In Tempe, Arizona, Pac-12 officials shortened halftime by five minutes (from 20 to 15; this should be universal in college football tomorrow) as well as the time between quarters, but the game still took 3:28 to play.

That’s just too long. Part of it is the modern era of football includes more passing (INCs mean a stopped clock) and I’m sure part of it is commercials, too. Games should never last above 3 hours. Wake Forest, which plays in a Power 5 conference, rolled Presbyterian 51-7 last night in a game that lasted just 2:52. Then again, ESPN did not televise it and both schools combined for just 36 pass attempts.

4. DACA Fella Center

DACA, the Deferred Action for Childhood Arrivals program, was instituted by the 44th president six years ago. The plan grants amnesty to illegals who entered the U.S. before their 16th birthday, are in school and have not run afoul of the law. DACA is also something the 45th president pledged to eliminate his first day in office on the campaign trail.

Well, we’re about 200 days into the job and he has yet to do so. A deadline of sorts arrives on Tuesday. If DACA were eliminated, and if the USA actually went about deporting the 800,000 or so people who registered with DACA (and now you understand why so many more did not), it is estimated that it would cost $8 billion to do so. That could fund the National Endowment for the Arts for 56 years. It would pay for 40% of the proposed border wall.

Rock, meet hard place.

5. Surpass Rusher

Watt’s fundraising efforts cannot be stopped

Every time J.J. Watt sets a fund-raising goal for assistance to flood victims in Houston, generous patrons help him to topple it. The All-Pro defensive end, the face of the league on defense, began last Sunday with an online campaign and a goal of raising $200,000. He has since raised more than $13.5 million (or $3 million more than his annual salary) with a new goal of $15 million (the guess here is he reaches $20 million).

Watt is an all-time NFL great and an all-time human great. Of course he is; he’s from the Midwest.

It’s sort of heartwarming, no, that just as Jerry Lewis, the man who owned Labor Day philanthropy for decades, passes from this earth, that another man steps in and demonstrates what leadership and compassion can accomplish.

Reserves

But seriously, the original Wicker Man was a fantastic movie

Irony Alert

A lightning strike created a massive wild fire (and not the kind that is a pony she was riding down from Yellow Mountain) that has closed the main road to the annual Burning Man festival north of Reno. In case you still don’t believe in acts of God.

Oh, Deer

Looking back on the week. This was fake news…

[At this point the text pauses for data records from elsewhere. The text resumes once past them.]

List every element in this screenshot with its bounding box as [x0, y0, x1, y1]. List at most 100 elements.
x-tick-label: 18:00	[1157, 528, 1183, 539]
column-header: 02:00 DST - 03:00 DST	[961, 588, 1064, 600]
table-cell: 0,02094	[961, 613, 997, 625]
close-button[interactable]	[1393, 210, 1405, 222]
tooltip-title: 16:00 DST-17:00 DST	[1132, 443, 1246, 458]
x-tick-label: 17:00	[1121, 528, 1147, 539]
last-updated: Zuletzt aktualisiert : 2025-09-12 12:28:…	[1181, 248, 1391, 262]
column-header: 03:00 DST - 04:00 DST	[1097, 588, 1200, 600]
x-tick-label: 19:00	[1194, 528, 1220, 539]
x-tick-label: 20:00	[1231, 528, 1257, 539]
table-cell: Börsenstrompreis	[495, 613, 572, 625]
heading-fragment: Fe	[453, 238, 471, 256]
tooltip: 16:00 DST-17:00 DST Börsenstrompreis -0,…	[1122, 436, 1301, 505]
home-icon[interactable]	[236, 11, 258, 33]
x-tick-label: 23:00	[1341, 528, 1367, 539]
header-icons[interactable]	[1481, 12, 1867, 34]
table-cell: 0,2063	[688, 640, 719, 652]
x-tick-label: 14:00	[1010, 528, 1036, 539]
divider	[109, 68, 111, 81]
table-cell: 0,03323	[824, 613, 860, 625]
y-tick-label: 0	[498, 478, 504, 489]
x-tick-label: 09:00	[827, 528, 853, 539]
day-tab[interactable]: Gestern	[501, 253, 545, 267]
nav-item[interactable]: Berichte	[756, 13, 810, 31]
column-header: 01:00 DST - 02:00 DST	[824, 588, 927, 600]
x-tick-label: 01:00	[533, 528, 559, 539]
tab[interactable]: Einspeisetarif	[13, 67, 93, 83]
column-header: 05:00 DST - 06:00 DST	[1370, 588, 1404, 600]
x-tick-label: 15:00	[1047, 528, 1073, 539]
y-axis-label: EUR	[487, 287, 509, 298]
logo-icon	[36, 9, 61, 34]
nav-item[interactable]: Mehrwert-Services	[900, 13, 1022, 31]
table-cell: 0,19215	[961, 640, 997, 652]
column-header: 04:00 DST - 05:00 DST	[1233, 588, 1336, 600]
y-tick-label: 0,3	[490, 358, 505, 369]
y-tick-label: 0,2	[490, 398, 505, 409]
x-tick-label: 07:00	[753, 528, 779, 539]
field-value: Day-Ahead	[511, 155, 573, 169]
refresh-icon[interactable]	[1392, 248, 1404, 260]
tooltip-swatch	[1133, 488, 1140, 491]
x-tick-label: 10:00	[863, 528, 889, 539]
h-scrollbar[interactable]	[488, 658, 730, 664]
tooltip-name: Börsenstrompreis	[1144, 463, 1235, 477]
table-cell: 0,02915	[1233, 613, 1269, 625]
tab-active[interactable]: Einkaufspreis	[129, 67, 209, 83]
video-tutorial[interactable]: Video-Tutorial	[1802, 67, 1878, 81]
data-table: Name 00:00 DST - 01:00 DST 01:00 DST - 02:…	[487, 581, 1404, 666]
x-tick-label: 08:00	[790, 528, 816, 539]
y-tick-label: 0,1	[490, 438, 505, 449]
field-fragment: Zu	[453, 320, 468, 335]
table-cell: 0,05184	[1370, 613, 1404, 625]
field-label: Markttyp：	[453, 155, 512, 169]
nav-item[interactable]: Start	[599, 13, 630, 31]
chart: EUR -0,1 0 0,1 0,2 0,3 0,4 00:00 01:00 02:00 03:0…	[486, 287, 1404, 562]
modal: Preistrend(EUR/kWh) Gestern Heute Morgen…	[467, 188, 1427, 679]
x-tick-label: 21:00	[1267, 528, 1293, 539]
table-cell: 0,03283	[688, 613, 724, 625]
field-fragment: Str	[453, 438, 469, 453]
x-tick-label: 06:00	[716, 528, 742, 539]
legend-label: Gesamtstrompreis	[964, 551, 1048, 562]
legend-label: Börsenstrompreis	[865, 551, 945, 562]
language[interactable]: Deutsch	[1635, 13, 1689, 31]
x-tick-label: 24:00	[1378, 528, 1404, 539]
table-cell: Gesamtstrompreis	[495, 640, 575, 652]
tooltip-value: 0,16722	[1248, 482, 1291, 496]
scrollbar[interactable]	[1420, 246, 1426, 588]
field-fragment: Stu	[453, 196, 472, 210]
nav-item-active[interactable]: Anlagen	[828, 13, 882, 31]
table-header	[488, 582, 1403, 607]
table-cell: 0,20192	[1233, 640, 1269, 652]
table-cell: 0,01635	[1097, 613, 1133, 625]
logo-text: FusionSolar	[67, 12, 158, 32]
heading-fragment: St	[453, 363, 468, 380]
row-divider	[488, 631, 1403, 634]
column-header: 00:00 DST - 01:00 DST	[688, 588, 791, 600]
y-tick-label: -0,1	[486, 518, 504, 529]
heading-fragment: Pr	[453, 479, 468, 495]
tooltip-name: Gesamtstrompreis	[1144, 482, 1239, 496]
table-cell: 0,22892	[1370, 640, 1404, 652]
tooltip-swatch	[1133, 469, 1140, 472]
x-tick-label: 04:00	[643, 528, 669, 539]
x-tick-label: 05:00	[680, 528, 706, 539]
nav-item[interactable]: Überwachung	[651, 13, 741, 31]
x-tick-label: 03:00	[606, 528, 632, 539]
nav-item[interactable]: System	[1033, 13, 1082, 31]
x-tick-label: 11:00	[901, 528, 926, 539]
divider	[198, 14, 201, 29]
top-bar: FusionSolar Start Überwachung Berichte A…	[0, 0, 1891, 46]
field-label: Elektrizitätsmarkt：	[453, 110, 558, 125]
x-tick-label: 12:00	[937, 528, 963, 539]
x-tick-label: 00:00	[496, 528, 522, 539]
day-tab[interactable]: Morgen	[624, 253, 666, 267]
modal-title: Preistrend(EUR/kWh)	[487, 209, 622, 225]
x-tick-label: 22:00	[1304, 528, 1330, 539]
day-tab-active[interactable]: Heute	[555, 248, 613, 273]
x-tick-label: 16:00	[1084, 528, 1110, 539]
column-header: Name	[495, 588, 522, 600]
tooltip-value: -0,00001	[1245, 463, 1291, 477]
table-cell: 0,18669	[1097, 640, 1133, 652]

…and Jesse Watters of Fox News fell for it.

This was not…

 

Music 101

Let Me Be There

https://www.youtube.com/watch?v=xB2cY-8xFdI

Aussie ingenue Olivia Newton-John sang, “Let me be there in your morning/Let me be there in your night” in 1973 and adolescent boys on either side of the equator returned, “Um, okay.” The song peaked at No. 6. Your peaking may have varied.*

*And what exactly is ONJ doing there as she sings, “Let me take you to that wonderland that only two can share”? It’s 1973, you’re not supposed to be doing that on TV!